Les mystères pieux étaient , eux, consacrés à la vie du Christ, aux légendes bibliques, à la glorification de Dieu le Père. Commencés avec quelque gravité. Ils engendraient bientôt également mille bouffonneries.
La scène
Elle était toujours installée au-dessus d’un échafaud très élevé adossé généralement contre la façade d’une maison. De grandes toiles peintes figuraient une maison, un bois ou un palais. On les faisait descendre d’une charpente disposée en forme de cintre et souvent des outils, des meubles ajoutaient au réalisme de la scène.
Pour les mystères pieux. la décoration suivait une règle précise.
Il y avait trois échafauds superposés représentant l’enfer, le purgatoire et le ciel. Dans le bas se trouvait l’enfer, figuré par une énorme gueule de diable, rouge, velue, et entourée de diablotins crachant du feu. Au milieu. C’était le purgatoire. Le décor était moins terrible il s’harmonisait avec le vénérable Adam et l’accorte Ève. Dans le haut enfin, le décor représentait le ciel. On y voyait, peints sur la toile, des nuages, des anges, et, assis au beau milieu, Dieu le Père, qu’ entouraient des Saints à la longue barbe.
Ces trois décors restaient immobiles. Ils étaient fixés sur des charpentes au travers desquelles grimpaient des escaliers pour permettre L’ascension de l’âme qui partie de l’état de péché, arrivait à la félicité céleste. Devant chacun des trois décors une vraie scène aussi s’étendait ; car les acteurs étaient nombreux et souvent on faisait figurer des animaux, comme la vache de Bethléem ou bien encore l’ânesse de Balaam.
Les charpentiers dressaient et rendaient, aisément praticables ces trois échafauds.
Les représentations
Au début, la représentation des mystères pieux avait été le privilège exclusif des Confrères de la Passion, tandis que les moralités (compositions scéniques, où figuraient des idées abstraites personnifiées) étaient, jouées par les clercs de la basoche ; mais bientôt, les moralités ayant fait place A la farce et à la sotie, moralités et mystères furent représentés par les premiers venus.
Ce fut certes beaucoup plus gai ; car ces acteurs improvisés ne prenaient nul soin de se grimer. Alors toute l’assistance reconnaissait l’épicier, le sellier. le barbier, qui de bonne volonté, tenaient les rôles, s’esclaffait et interpellait de réparties, vives et drues, le malheureux Barrabas ou le Christ lui- même.

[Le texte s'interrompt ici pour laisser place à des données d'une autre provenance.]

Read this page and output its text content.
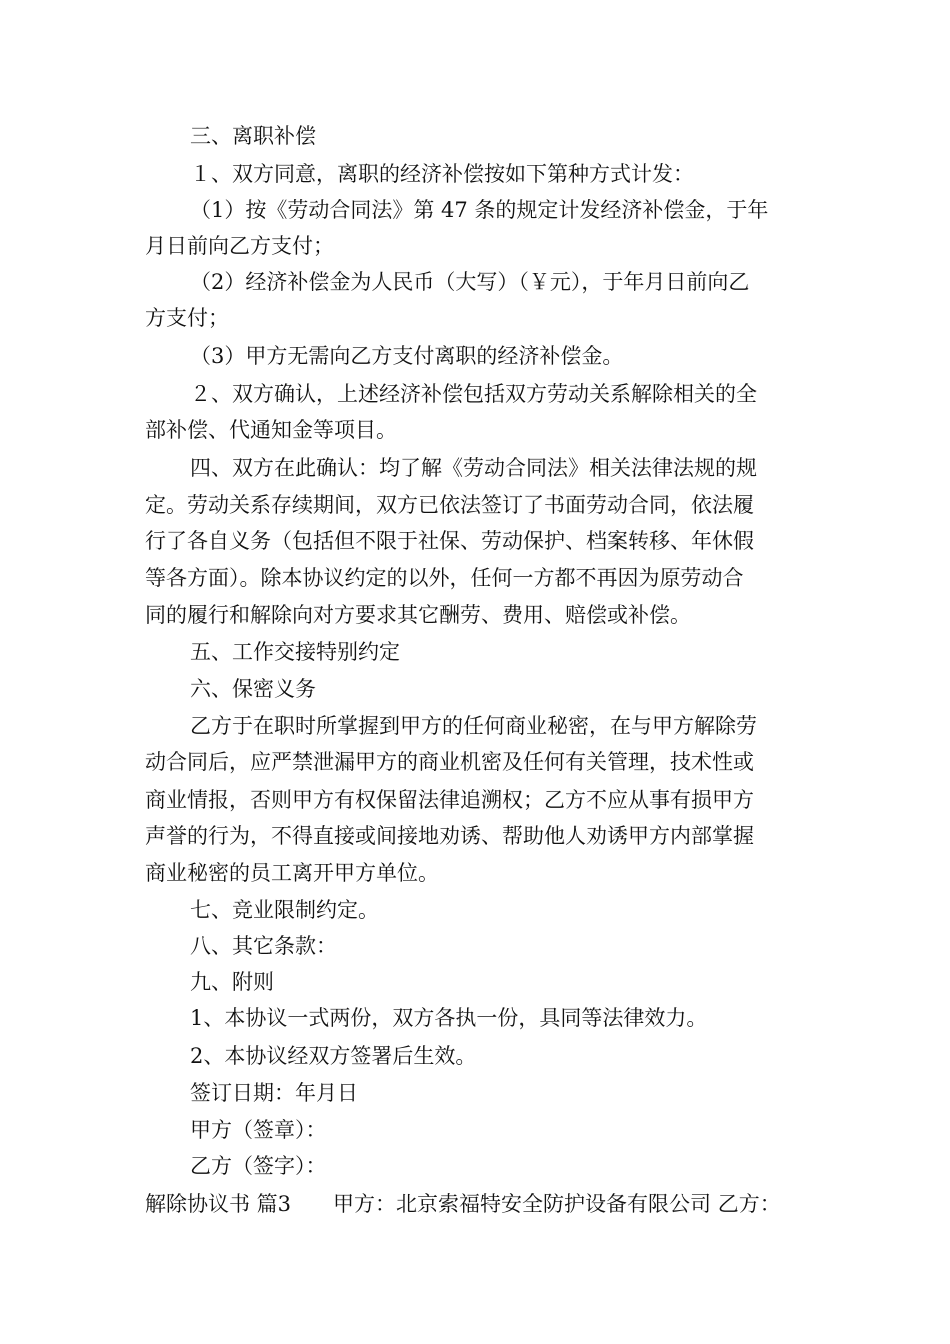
三、离职补偿
１、双方同意，离职的经济补偿按如下第种方式计发：
（1）按《劳动合同法》第 47 条的规定计发经济补偿金，于年
月日前向乙方支付；
（2）经济补偿金为人民币（大写）（￥元），于年月日前向乙
方支付；
（3）甲方无需向乙方支付离职的经济补偿金。
２、双方确认，上述经济补偿包括双方劳动关系解除相关的全
部补偿、代通知金等项目。
四、双方在此确认：均了解《劳动合同法》相关法律法规的规
定。劳动关系存续期间，双方已依法签订了书面劳动合同，依法履
行了各自义务（包括但不限于社保、劳动保护、档案转移、年休假
等各方面）。除本协议约定的以外，任何一方都不再因为原劳动合
同的履行和解除向对方要求其它酬劳、费用、赔偿或补偿。
五、工作交接特别约定
六、保密义务
乙方于在职时所掌握到甲方的任何商业秘密，在与甲方解除劳
动合同后，应严禁泄漏甲方的商业机密及任何有关管理，技术性或
商业情报，否则甲方有权保留法律追溯权；乙方不应从事有损甲方
声誉的行为，不得直接或间接地劝诱、帮助他人劝诱甲方内部掌握
商业秘密的员工离开甲方单位。
七、竞业限制约定。
八、其它条款：
九、附则
1、本协议一式两份，双方各执一份，具同等法律效力。
2、本协议经双方签署后生效。
签订日期：年月日
甲方（签章）：
乙方（签字）：
解除协议书 篇3　　甲方：北京索福特安全防护设备有限公司 乙方：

La grosse gaieté du peuple se donnait libre cours. Sans souci du drame représenté même
quand Marie-Madeleine pleurait aux pieds du Christ, on criait à l’un des acteurs d’aller retrouver sa femme qui était en train de le tromper ou bien à un autre de se sauver vite parce que ses chausses brûlaient. Souvent aussi l’ânesse de Balaam refusait de traverser la scène ou encore la vache, sans souci du lieu, s’oubliait. Alors c’était un vaste éclat de rire.
Entraînés, les acteurs bientôt faisaient de même. Ils lançaient à leur tour des apostrophes aux spectateurs, et mêlée des quolibets devenait générale. Il y avait certes des esprits délicats et lettrés qui voulaient réagir, mais ils ne pouvaient rien contre le goût de bouffonnerie de la foule.
Notes :
Farce : Pièce de Théâtre bouffonnne, d’un comique un peu grossier, qui préfigure la comédie de moeurs. La farce de maître Pathelin
Sotie : (ou sottie) Farce satirique où les acteurs portaient des costumes de sots
Moralité ; : Petite allégorie en vers jouée dans un but édifiant.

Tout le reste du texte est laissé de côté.